Par conséquent on ne s’étonnera pas de cette sortie du dernier cité. Le concept, autrefois singulier, ne surprendra pas non plus : donner une cure de jouvence aux vieux titres en les réenregistrant. Une idée (un rien saugrenue) qui fait son chemin ces dernières années dans le milieu du metal.
Sauf qu’au lieu de prendre le risque de s’attirer la haine de fans puristes en rééditant tous les vieux albums dans des versions remasterisées et réenregistrées (chose qui a fait hurler ceux de Megadeth et Ozzy Osbourne), le trio teuton a préféré sortir un best of des vieilleries version 2007, idée développée par Anthrax et son Greater Of Two Devils il y a peu de temps. Une alternative louable à vrai dire.
C’est amusant comme je savais déjà ce que je penserai de ce Thrash Anthems avant même de l’écouter. Ce qui a fait le charme des vieux classiques du thrash germanique, c’est en partie leurs productions rugueuses leur donnant une ambiance authentique. Un simple remasters risquerait de dénaturer ce son si particulier, alors un réenregistrement…

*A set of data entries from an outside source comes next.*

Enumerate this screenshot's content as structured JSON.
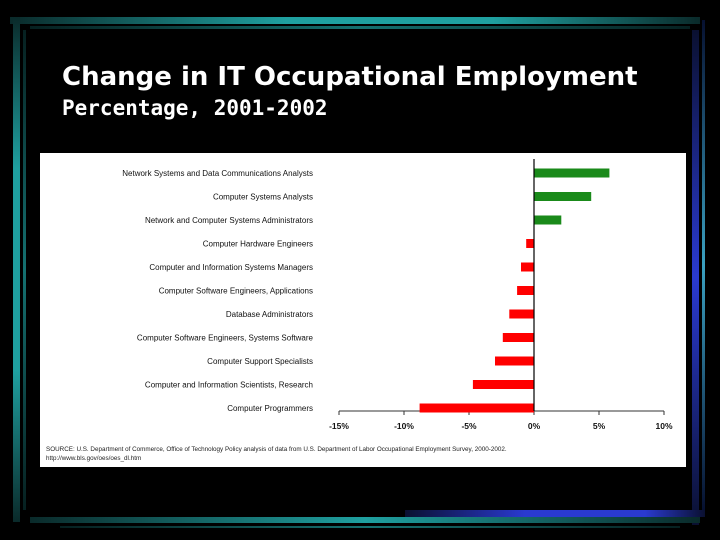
{
  "slide": {
    "title": "Change in IT Occupational Employment",
    "subtitle": "Percentage, 2001-2002",
    "source_line1": "SOURCE: U.S. Department of Commerce, Office of Technology Policy analysis of data from U.S. Department of Labor Occupational Employment Survey, 2000-2002.",
    "source_line2": "http://www.bls.gov/oes/oes_dl.htm"
  },
  "colors": {
    "background": "#000000",
    "positive": "#1a8a1a",
    "negative": "#ff0000",
    "decoration": "#1fa0a0"
  },
  "chart_data": {
    "type": "bar",
    "orientation": "horizontal",
    "title": "",
    "xlabel": "",
    "ylabel": "",
    "xlim": [
      -15,
      10
    ],
    "ticks": [
      -15,
      -10,
      -5,
      0,
      5,
      10
    ],
    "tick_labels": [
      "-15%",
      "-10%",
      "-5%",
      "0%",
      "5%",
      "10%"
    ],
    "categories": [
      "Network Systems and Data Communications Analysts",
      "Computer Systems Analysts",
      "Network and Computer Systems Administrators",
      "Computer Hardware Engineers",
      "Computer and Information Systems Managers",
      "Computer Software Engineers, Applications",
      "Database Administrators",
      "Computer Software Engineers, Systems Software",
      "Computer Support Specialists",
      "Computer and Information Scientists, Research",
      "Computer Programmers"
    ],
    "values": [
      5.8,
      4.4,
      2.1,
      -0.6,
      -1.0,
      -1.3,
      -1.9,
      -2.4,
      -3.0,
      -4.7,
      -8.8
    ],
    "grid": false,
    "legend": "none"
  }
}
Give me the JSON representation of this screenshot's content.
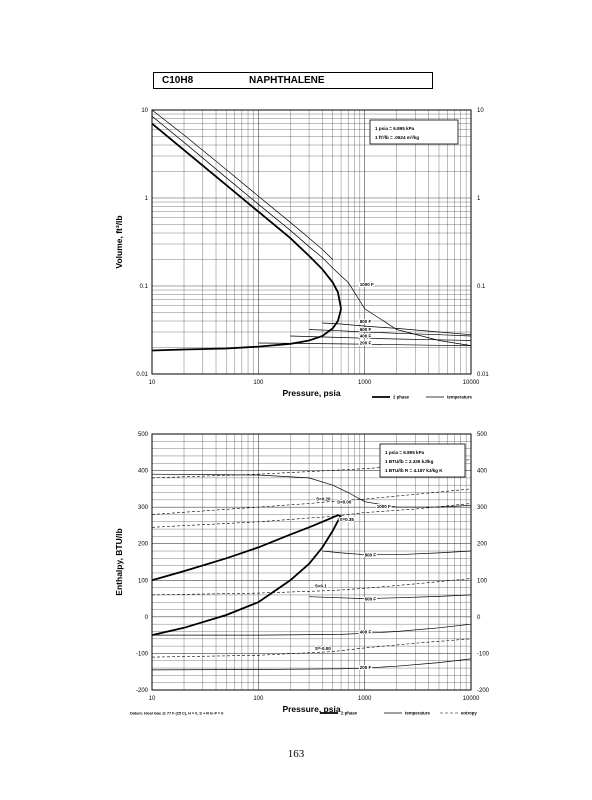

Bref, on gagne en efficacité mais on perd en charme. Le son est plus plein, les guitares plus affutées, une belle machine de guerre. Pourtant j’ai du mal à être enthousiaste face à cette livraison ; le coté roots n’est plus là, et on a l’impression de se retrouver face à une énième production aseptisée sortie récemment. Le son a beau être meilleur, il est aussi plus clinique. Et puis le chant du Schmier d’aujourd’hui m’agace un peu quand même. Le teuton a sembler être plus convaincu (et convaincant) que dans les années 80, il est aussi assez irritant. Je préfère le Schmier ‘portnawak’ de Infernal Overkill…
Pas la peine d’accabler le travail fourni non plus. Les compos en présence sont des classiques du thrash et leur mortelle efficacité est toujours là. Notons aussi l’excellent travail de réenregistrement de la batterie, les nouvelles parties sont brillantes dans leur sauvagerie précise. Et puis si cette sortie permet aux jeunes fans de thrash de découvrir le vieux répertoire d’une légende, pourquoi se plaindre ? L’initiative est bonne, le projet aurait pu être mieux mené mais l’actualisation du répertoire est parfaite (on a parfois l’impression d’entendre des morceaux d’Inventor Of Evil, le dernier full-lenght en date)… Pour les allergiques au thrash old school donc.